I prodded Josh to write up more description of what’s going on, so he’s created lots of documentation on the project Website.

The basic interaction:

At the start of the Synplode demo video, it is easy to see that a wave passes over the basic projected grid, flashing one column at a time, each containing 8 trigger regions. When a participant (or microbot) is present on a region, it is activated. When the wave intersects with an activated region, it causes a Synplosion, expressed through a splash of color and a distinctive sound. In the grid, each row represents a distinctive color and pitch or audio sample.
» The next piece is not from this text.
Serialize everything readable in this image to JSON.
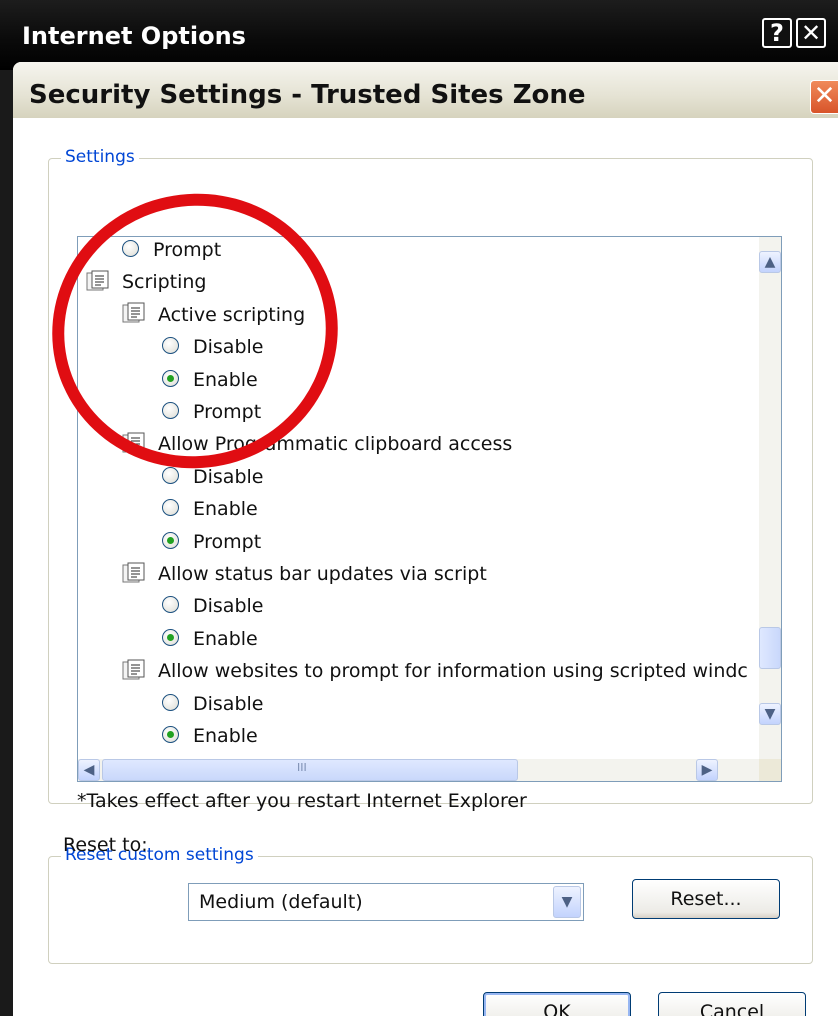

Mock-up courtesy the artist, with xkcd characters standing in for people.

The basic ingredients:
1. Computer vision in OpenFrameworks, the fully open-source, artist-friendly C++ toolkit inspired by Processing.
2. Ableton Live, triggering clips in Set Mode and modulating them with MIDI effects and racks.

For more detail:
How it Works (details, in particular, of what’s happening in Ableton)
Why it Works (some of the thinking behind the interaction)
Synplode Project Page

Josh first demonstrated this system publicly at our Handmade Music series here in New York, and this is just the kind of experimentation and iteration I like to see. Here’s the original, checkerboard version:

  • http://www.bencarey.net Ben Carey

    "Smaller intervals between adjacent step leads to greater perceived control on the part of the participants, but opens the door for greater musical unpleasantness."

    Greater musical unpleasantness… hmmm.

  • http://www.lawriecape.co.uk Lawrie Cape

    Nice – I've been playing around with similar set-ups, but it's really cool to see it on a bigger scale.

    I can picture this working nicely to set the volume of music at say, a wedding, so as more people get on the dance floor, the volume increases.